D’autres reproches ont également été formulés :
Certains débatteurs accusent ces grandes puissances de privilégier leurs intérêts nationaux au détriment de la paix mondiale. Leur choix de ne pas intervenir peut être interprété comme une forme de lâcheté, notamment lorsque les risques encourus sont jugés faibles par rapport aux enjeux humanitaires. Ces États sont souvent accusés d’appliquer des critères différents selon les conflits, en intervenant dans certains cas et en restant inactifs dans d’autres.

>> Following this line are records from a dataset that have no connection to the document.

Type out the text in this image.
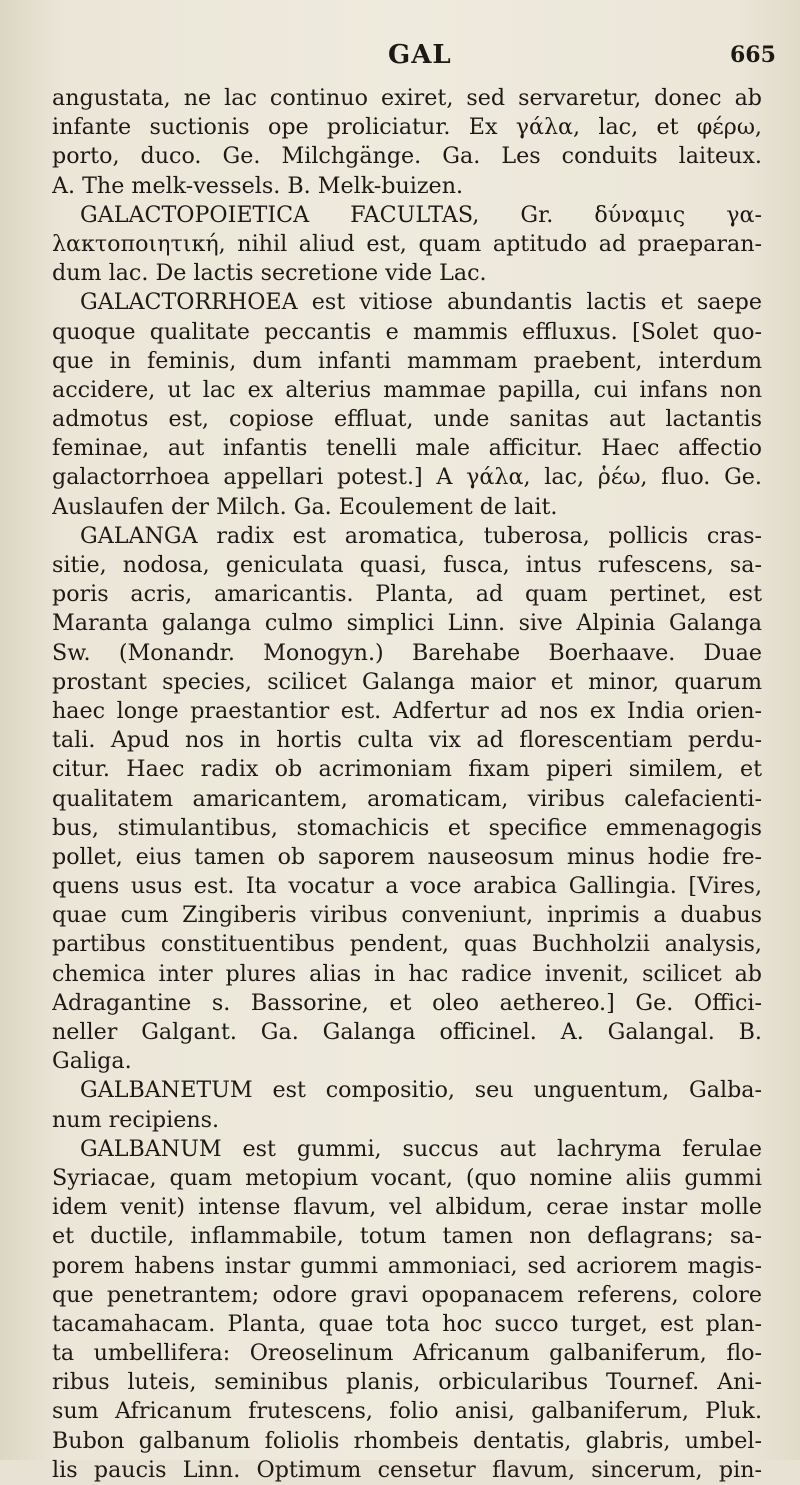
GAL	665
angustata, ne lac continuo exiret, sed servaretur, donec ab
infante suctionis ope proliciatur. Ex γάλα, lac, et φέρω,
porto, duco. Ge. Milchgänge. Ga. Les conduits laiteux.
A. The melk-vessels. B. Melk-buizen.
GALACTOPOIETICA FACULTAS, Gr. δύναμις γα-
λακτοποιητική, nihil aliud est, quam aptitudo ad praeparan-
dum lac. De lactis secretione vide Lac.
GALACTORRHOEA est vitiose abundantis lactis et saepe
quoque qualitate peccantis e mammis effluxus. [Solet quo-
que in feminis, dum infanti mammam praebent, interdum
accidere, ut lac ex alterius mammae papilla, cui infans non
admotus est, copiose effluat, unde sanitas aut lactantis
feminae, aut infantis tenelli male afficitur. Haec affectio
galactorrhoea appellari potest.] A γάλα, lac, ῥέω, fluo. Ge.
Auslaufen der Milch. Ga. Ecoulement de lait.
GALANGA radix est aromatica, tuberosa, pollicis cras-
sitie, nodosa, geniculata quasi, fusca, intus rufescens, sa-
poris acris, amaricantis. Planta, ad quam pertinet, est
Maranta galanga culmo simplici Linn. sive Alpinia Galanga
Sw. (Monandr. Monogyn.) Barehabe Boerhaave. Duae
prostant species, scilicet Galanga maior et minor, quarum
haec longe praestantior est. Adfertur ad nos ex India orien-
tali. Apud nos in hortis culta vix ad florescentiam perdu-
citur. Haec radix ob acrimoniam fixam piperi similem, et
qualitatem amaricantem, aromaticam, viribus calefacienti-
bus, stimulantibus, stomachicis et specifice emmenagogis
pollet, eius tamen ob saporem nauseosum minus hodie fre-
quens usus est. Ita vocatur a voce arabica Gallingia. [Vires,
quae cum Zingiberis viribus conveniunt, inprimis a duabus
partibus constituentibus pendent, quas Buchholzii analysis,
chemica inter plures alias in hac radice invenit, scilicet ab
Adragantine s. Bassorine, et oleo aethereo.] Ge. Offici-
neller Galgant. Ga. Galanga officinel. A. Galangal. B.
Galiga.
GALBANETUM est compositio, seu unguentum, Galba-
num recipiens.
GALBANUM est gummi, succus aut lachryma ferulae
Syriacae, quam metopium vocant, (quo nomine aliis gummi
idem venit) intense flavum, vel albidum, cerae instar molle
et ductile, inflammabile, totum tamen non deflagrans; sa-
porem habens instar gummi ammoniaci, sed acriorem magis-
que penetrantem; odore gravi opopanacem referens, colore
tacamahacam. Planta, quae tota hoc succo turget, est plan-
ta umbellifera: Oreoselinum Africanum galbaniferum, flo-
ribus luteis, seminibus planis, orbicularibus Tournef. Ani-
sum Africanum frutescens, folio anisi, galbaniferum, Pluk.
Bubon galbanum foliolis rhombeis dentatis, glabris, umbel-
lis paucis Linn. Optimum censetur flavum, sincerum, pin-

Les raisons de cette inaction sont multiples et complexes selon d’autres observateurs. Les considérations économiques peuvent influencer les décisions politiques, notamment lorsqu’il s’agit de s’engager dans des conflits qui pourraient nuire aux intérêts commerciaux d’un pays. Les dirigeants peuvent hésiter à intervenir par crainte de représailles, de déstabilisation régionale ou de perte de popularité. L’absence de consensus au sein de la communauté internationale peut également paralyser l’action et rendre difficile la mise en œuvre d’interventions militaires ou humanitaires.
En conclusion, en tenant compte de ce qui se passe au sein des Nations unies et du fonctionnement du Conseil de sécurité, le reproche d’hypocrisie adressé aux États qui se disent défenseurs de la paix repose sur un constat d’inaction face à des conflits qui pourraient être résolus grâce aux moyens dont disposent ces États. Cette situation soulève de nombreuses questions sur la sincérité des engagements pris en faveur de la paix et sur la responsabilité de la communauté internationale face aux souffrances humaines.